Before we get into how to find the perfect mentor, let’s discuss why you should have a mentor as a nurse in the first place. If you’ve finished nursing school, you may be thinking that you’ve got the whole nursing thing down and that you don’t need any assistance. But entering the world of healthcare as a working nurse is much different than simply learning about it. There are minefields of ethics, new skills, and personal growth that need to be navigated. Having a co-pilot to help is incredibly beneficial. A great mentor will be able to handle stress well (and share with you some stress management techniques), excel in their field with both knowledge and practice, be passionate about nursing, and be supportive and patient as you encounter new challenges.
So now you know why you need one, here’s how to find one. Just follow these simple steps:
Q2. What does success look like?
We just went over the benefits of having a mentor, but it’s also important to isolate your own personal reasons for wanting a mentoring experience. When you find the right person you would like to mentor, you should be able to give specific things that you are looking to get out of the experience. Your focus may be on learning from the best to excel in nursing; you might want to learn how to develop yourself personally while working in such a demanding field; perhaps you are looking for networking opportunities to make good professional connections. Whatever your reasons are, there is a person out there who will suit your needs and mentor you to success.
“A mentor is someone who sees more talent and ability within you, than you see in yourself, and helps bring it out of you.”
— Bob Proctor.
Q3. What solutions do I want from my mentor?
A mentor is essentially a professional role model. They should exemplify the type of nurse that you would like to become one day, so look for qualities that you strive to develop within yourself. Aside from your own personal specific requirements, your mentor should also be a good listener and communicator who has an abundance of patience. They should also be a few years ahead of you career-wise since they’ll have experience going through what you will face in the near future.
Q4. What are my strengths and weaknesses?
To find the right mentor for you, you need to choose one that compliments your own work style and can help boost you where you are lacking. For example, if you struggle with managing work-related stress, you’ll want a mentor that has a consistently calm demeanor. If you’ve come to see that communicating with tact is troublesome for you, a good mentor for you will be someone who excels in positive communication.
Q5. Is this relationship going to be convenient?
Choosing the right mentor isn’t as simple as just picking a person that would be a good match. You’ll need to consider if mentorship is something that is realistic for both of you. Nurses have very busy schedules, and the work is demanding. If you’ve got a nurse in mind that you would like to mentor, make sure that they have the time to do it. You may also want to consider geographical issues.
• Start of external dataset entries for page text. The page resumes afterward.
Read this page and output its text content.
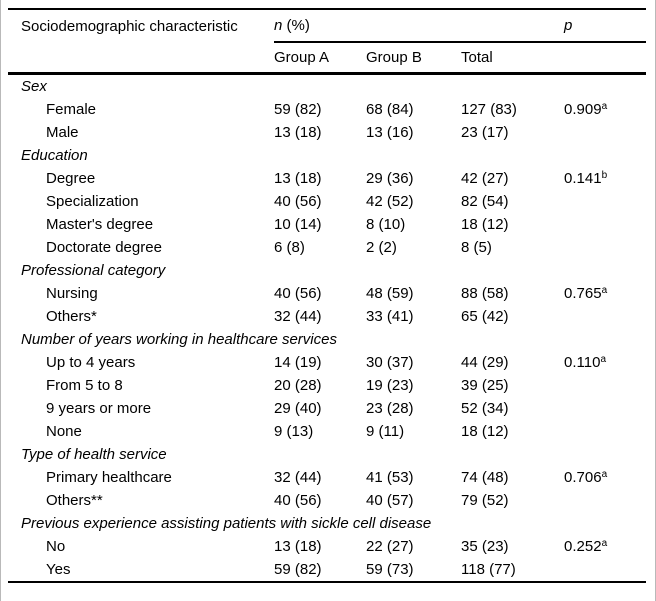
Sociodemographic characteristic	n (%)			p
	Group A	Group B	Total	
Sex				
Female	59 (82)	68 (84)	127 (83)	0.909$^a$
Male	13 (18)	13 (16)	23 (17)	
Education				
Degree	13 (18)	29 (36)	42 (27)	0.141$^b$
Specialization	40 (56)	42 (52)	82 (54)	
Master's degree	10 (14)	8 (10)	18 (12)	
Doctorate degree	6 (8)	2 (2)	8 (5)	
Professional category				
Nursing	40 (56)	48 (59)	88 (58)	0.765$^a$
Others*	32 (44)	33 (41)	65 (42)	
Number of years working in healthcare services				
Up to 4 years	14 (19)	30 (37)	44 (29)	0.110$^a$
From 5 to 8	20 (28)	19 (23)	39 (25)	
9 years or more	29 (40)	23 (28)	52 (34)	
None	9 (13)	9 (11)	18 (12)	
Type of health service				
Primary healthcare	32 (44)	41 (53)	74 (48)	0.706$^a$
Others**	40 (56)	40 (57)	79 (52)	
Previous experience assisting patients with sickle cell disease				
No	13 (18)	22 (27)	35 (23)	0.252$^a$
Yes	59 (82)	59 (73)	118 (77)	
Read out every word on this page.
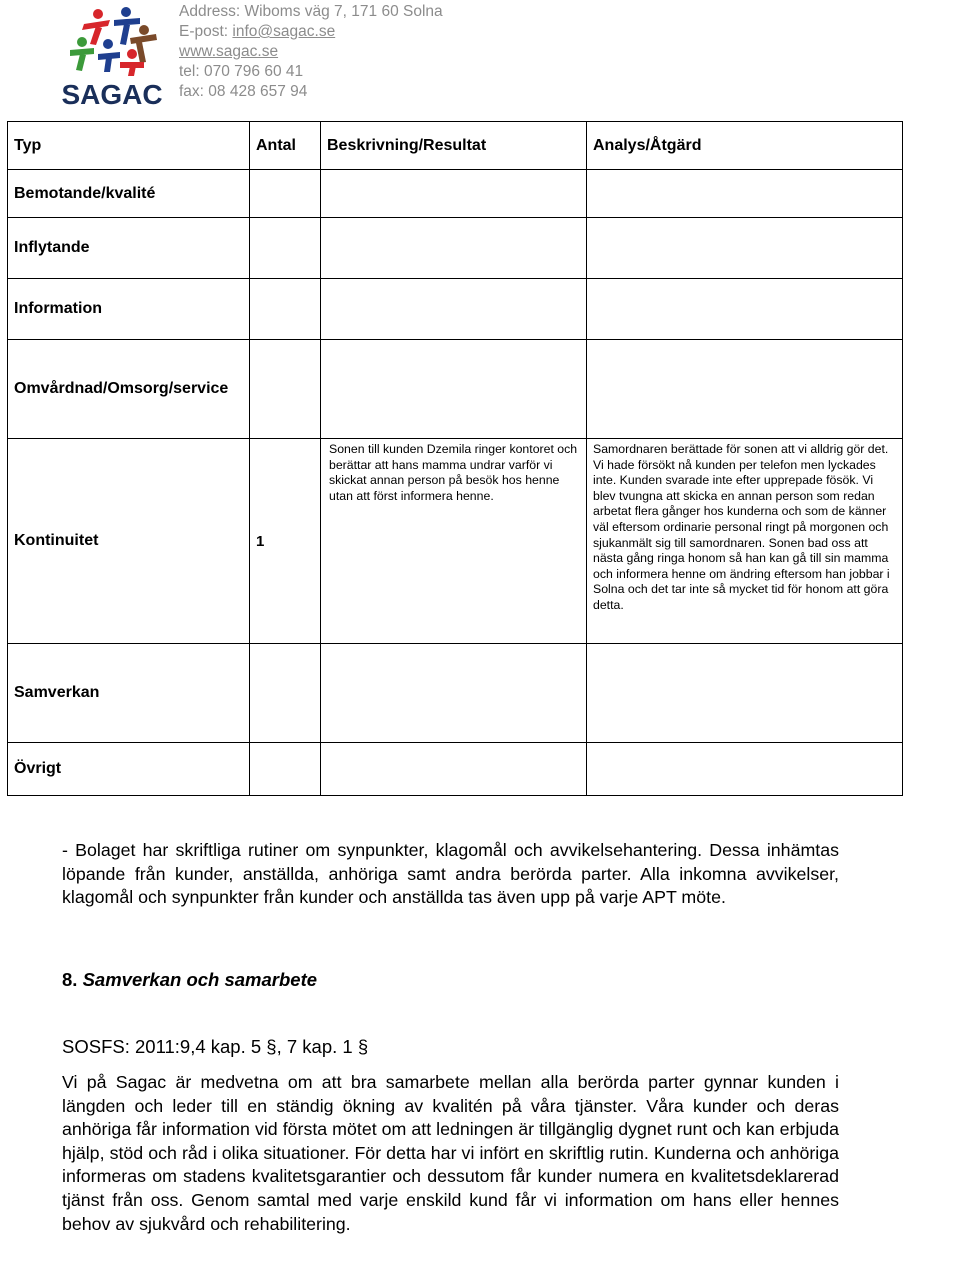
SAGAC
Address: Wiboms väg 7, 171 60 Solna
E-post: info@sagac.se
www.sagac.se
tel: 070 796 60 41
fax: 08 428 657 94
Typ	Antal	Beskrivning/Resultat	Analys/Åtgärd
Bemotande/kvalité			
Inflytande			
Information			
Omvårdnad/Omsorg/service			
Kontinuitet	1	Sonen till kunden Dzemila ringer kontoret och berättar att hans mamma undrar varför vi skickat annan person på besök hos henne utan att först informera henne.	Samordnaren berättade för sonen att vi alldrig gör det. Vi hade försökt nå kunden per telefon men lyckades inte. Kunden svarade inte efter upprepade fösök. Vi blev tvungna att skicka en annan person som redan arbetat flera gånger hos kunderna och som de känner väl eftersom ordinarie personal ringt på morgonen och sjukanmält sig till samordnaren. Sonen bad oss att nästa gång ringa honom så han kan gå till sin mamma och informera henne om ändring eftersom han jobbar i Solna och det tar inte så mycket tid för honom att göra detta.

Samverkan			
Övrigt			
- Bolaget har skriftliga rutiner om synpunkter, klagomål och avvikelsehantering. Dessa inhämtas löpande från kunder, anställda, anhöriga samt andra berörda parter. Alla inkomna avvikelser, klagomål och synpunkter från kunder och anställda tas även upp på varje APT möte.
8. Samverkan och samarbete
SOSFS: 2011:9,4 kap. 5 §, 7 kap. 1 §
Vi på Sagac är medvetna om att bra samarbete mellan alla berörda parter gynnar kunden i längden och leder till en ständig ökning av kvalitén på våra tjänster. Våra kunder och deras anhöriga får information vid första mötet om att ledningen är tillgänglig dygnet runt och kan erbjuda hjälp, stöd och råd i olika situationer. För detta har vi infört en skriftlig rutin. Kunderna och anhöriga informeras om stadens kvalitetsgarantier och dessutom får kunder numera en kvalitetsdeklarerad tjänst från oss. Genom samtal med varje enskild kund får vi information om hans eller hennes behov av sjukvård och rehabilitering.
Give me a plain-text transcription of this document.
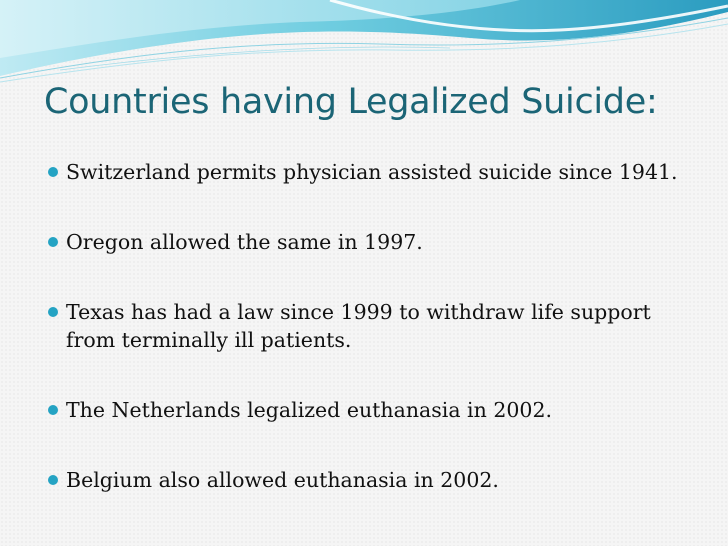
Countries having Legalized Suicide:
Switzerland permits physician assisted suicide since 1941.
Oregon allowed the same in 1997.
Texas has had a law since 1999 to withdraw life support from terminally ill patients.
The Netherlands legalized euthanasia in 2002.
Belgium also allowed euthanasia in 2002.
You’ll want to meet in person with your mentor occasionally to discuss work, so you might want to think about approaching someone from your own facility or organization for mentorship.
Once you’ve done all of the above steps, you should have a short list of potential mentors that you’d like to work with. If you’re having a hard time coming up with names, ask other nurses for suggestions and find out who has mentored nurses like you before. When you have your list, start approaching nurses that you’d like to ask. Don’t be afraid to ask anyone, even if they are powerful and important. The worst they can say is no, and that isn’t really so bad. What’s more likely is that you will find the right mentor for you that will bring you success in nursing.